Fidan Alizada

Personal information
- Born: 19 June 2005 (age 21)
- Occupation: Judoka

Sport
- Country: Azerbaijan
- Sport: Judo
- Weight class: ‍–‍57 kg
- Club: Neftchi SK

Achievements and titles
- World Champ.: R32 (2025)
- European Champ.: R16 (2025)

Medal record
Women's judo
Representing Azerbaijan
European U23 Championships
| Gold medal – first place | 2024 Piła | ‍–‍57 kg |
European Junior Championships
| Gold medal – first place | 2024 Tallinn | ‍–‍57 kg |
World Cadets Championships
| Silver medal – second place | 2022 Sarajevo | Mixed team |
European Cadet Championships
| Gold medal – first place | 2022 Poreč | ‍–‍57 kg |
European Youth Olympic Festival
| Gold medal – first place | 2022 Poreč | ‍–‍57 kg |

Profile at external databases
- IJF: 60161
- JudoInside.com: 146410

= Fidan Alizada =

Azerbaijani judoka (born 2005)

Fidan Alizada (born 19 June 2005) is an Azerbaijani judoka, who competes in the ‍57 kg event. She won a gold medal in the women's 57 kg events at the 2022 European Cadet Championships held in Poreč, and a gold medal at the 2024 European Junior Championships held in Tallinn.

== Career ==
In 2020, Alizada competed in the 2020 Cadet European Cup held in Fuengirola, but she was unable to secure a placement.

In 2022, she competed in several Cadet European Cups; she won a gold medal in Bucharest, and a bronze medal in Fuengirola. In June, Alizada competed at the 2022 European Cadet Championship, held in Poreč, Croatia, and she won a gold medal in women –57 kg event, and also a bronze medal, as a part of the Azerbaijani team, in mixed teams event. In the same year, Alizada won a gold medal at the European Youth Summer Olympic Festival, held in Banská Bystrica. In 2022, she also competed both individually and as part of the team at the World Cadets Championships, held in Sarajevo. In the semifinals of the championship, she suffered a leg injury, and since Alizada, who was competing in the 63 kg weight category, was chosen for the final through a draw, the team did not participate in the match due to her injury. As a result, the victory went to the other team, and the Azerbaijan team finished the championship with a silver medal.

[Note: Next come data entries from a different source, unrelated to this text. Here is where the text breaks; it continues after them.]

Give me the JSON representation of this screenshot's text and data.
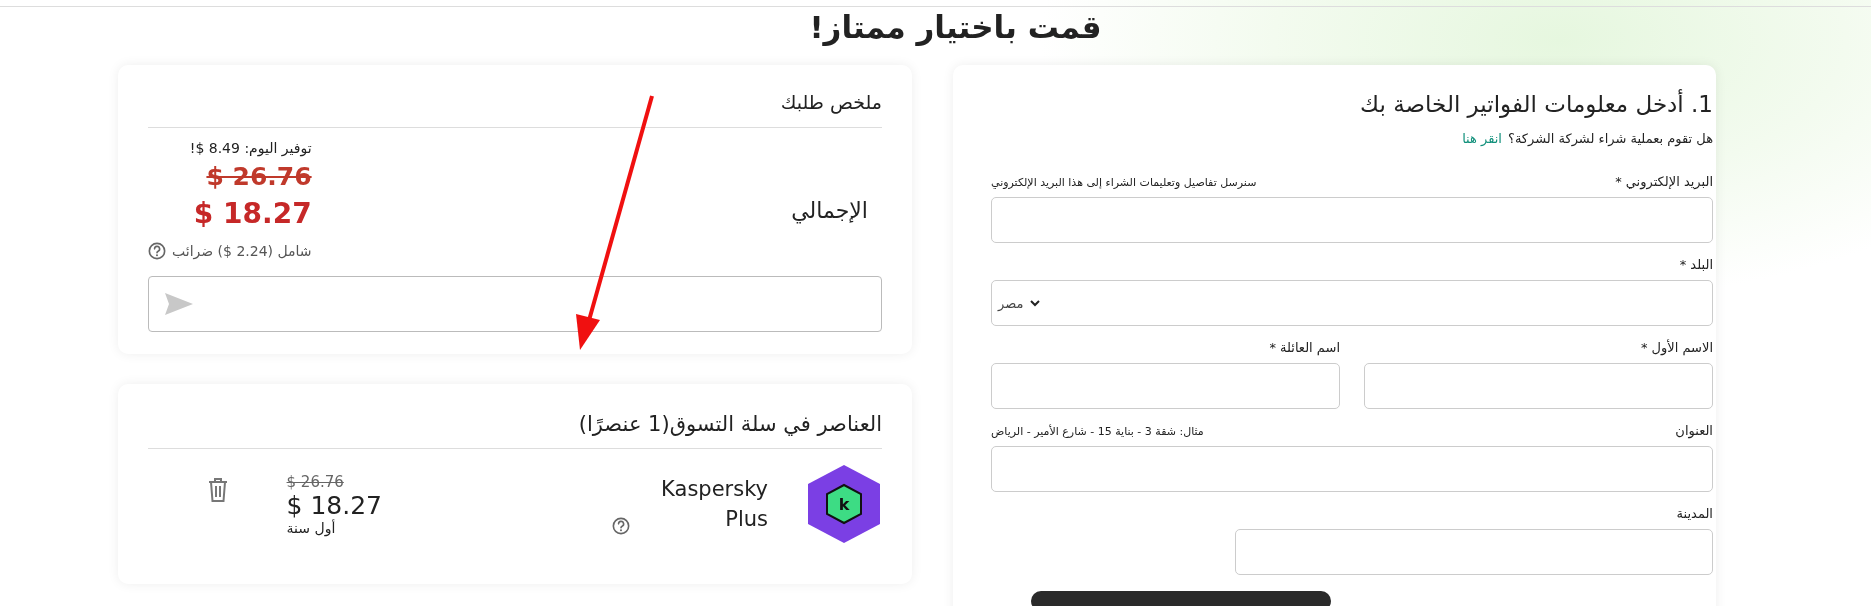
{
  "page_title": "قمت باختيار ممتاز!",
  "billing": {
    "title": "1. أدخل معلومات الفواتير الخاصة بك",
    "company_question": "هل تقوم بعملية شراء لشركة الشركة؟",
    "company_link": "انقر هنا",
    "rows": [
      {
        "fields": [
          {
            "kind": "text",
            "label": "البريد الإلكتروني *",
            "hint": "سنرسل تفاصيل وتعليمات الشراء إلى هذا البريد الإلكتروني"
          }
        ]
      },
      {
        "fields": [
          {
            "kind": "select",
            "label": "البلد *",
            "value": "مصر"
          }
        ]
      },
      {
        "fields": [
          {
            "kind": "text",
            "label": "الاسم الأول *"
          },
          {
            "kind": "text",
            "label": "اسم العائلة *"
          }
        ]
      },
      {
        "fields": [
          {
            "kind": "text",
            "label": "العنوان",
            "hint": "مثال: شقة 3 - بناية 15 - شارع الأمير - الرياض"
          }
        ]
      },
      {
        "fields": [
          {
            "kind": "short",
            "label": "المدينة"
          }
        ]
      }
    ]
  },
  "order_summary": {
    "title": "ملخص طلبك",
    "total_label": "الإجمالي",
    "savings": "توفير اليوم: 8.49 $!",
    "old_price": "$ 26.76",
    "price": "$ 18.27",
    "tax_note": "شامل (2.24 $) ضرائب"
  },
  "cart": {
    "title": "العناصر في سلة التسوق(1 عنصرًا)",
    "items": [
      {
        "logo_letter": "k",
        "name": "Kaspersky Plus",
        "old_price": "$ 26.76",
        "price": "$ 18.27",
        "period": "أول سنة"
      }
    ]
  }
}
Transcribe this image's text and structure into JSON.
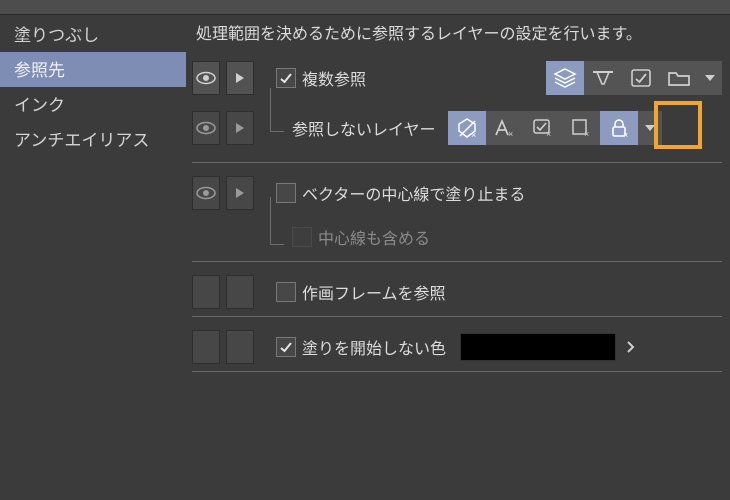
{
  "sidebar": {
    "items": [
      {
        "label": "塗りつぶし"
      },
      {
        "label": "参照先"
      },
      {
        "label": "インク"
      },
      {
        "label": "アンチエイリアス"
      }
    ],
    "activeIndex": 1
  },
  "description": "処理範囲を決めるために参照するレイヤーの設定を行います。",
  "rows": {
    "multi_ref": {
      "checked": true,
      "label": "複数参照"
    },
    "not_ref_layer": {
      "label": "参照しないレイヤー"
    },
    "vector_center": {
      "checked": false,
      "label": "ベクターの中心線で塗り止まる"
    },
    "include_center": {
      "checked": false,
      "label": "中心線も含める"
    },
    "frame_ref": {
      "checked": false,
      "label": "作画フレームを参照"
    },
    "no_start_color": {
      "checked": true,
      "label": "塗りを開始しない色",
      "color": "#000000"
    }
  }
}
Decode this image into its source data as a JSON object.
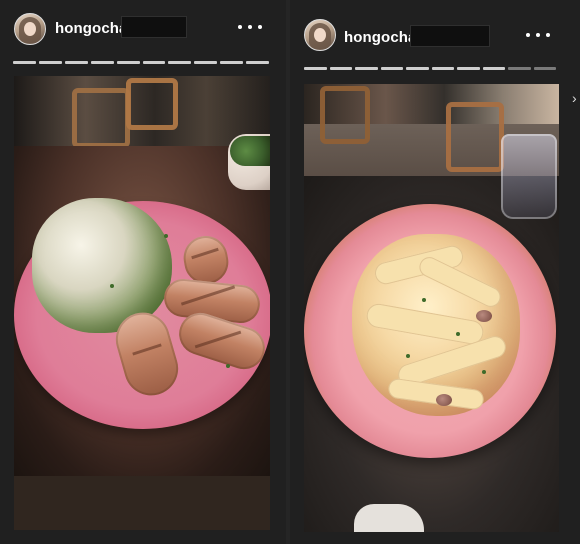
{
  "stories": [
    {
      "username": "hongocha",
      "progress": [
        1,
        1,
        1,
        1,
        1,
        1,
        1,
        1,
        1,
        1
      ],
      "photo": {
        "icon": "salad-plate-icon"
      }
    },
    {
      "username": "hongocha",
      "progress": [
        1,
        1,
        1,
        1,
        1,
        1,
        1,
        1,
        0.4,
        0
      ],
      "photo": {
        "icon": "pasta-plate-icon"
      }
    }
  ],
  "ui": {
    "more_icon": "more-icon",
    "next_icon": "chevron-right-icon"
  }
}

In 2023, she won a silver medal at the Junior European Cup in Berlin. Alizada competed in the 2023 European Junior Championships, and the 2023 World Juniors Championships. She also represented Azerbaijan at the 2023 European Mixed Team Judo Championships. She was part of the team representing Azerbaijan in judo at the 2023 European Games.

In 2024, she won a gold medal in the Junior European Cup in held in Berlin. On September 5, 2024, she won a gold medal at the 2024 European Junior Judo Championships held in Tallinn, the capital of Estonia. In October, Alizada competed at the World Judo Juniors Championship held in Dushanbe, Tajikistan, and finished in seventh place. In November, Alizada competed at the European U23 Judo Championships, held in Piła, Poland, and won the gold medal in the 57 kg weight category.

On February 14, 2025, she competed in the –57 kg weight category at the Grand Slam Baku and placed 7th. On April 6, 2025, Alizada won the gold medal in the –57 kg weight category at the European Cup held in Dubrovnik, Croatia.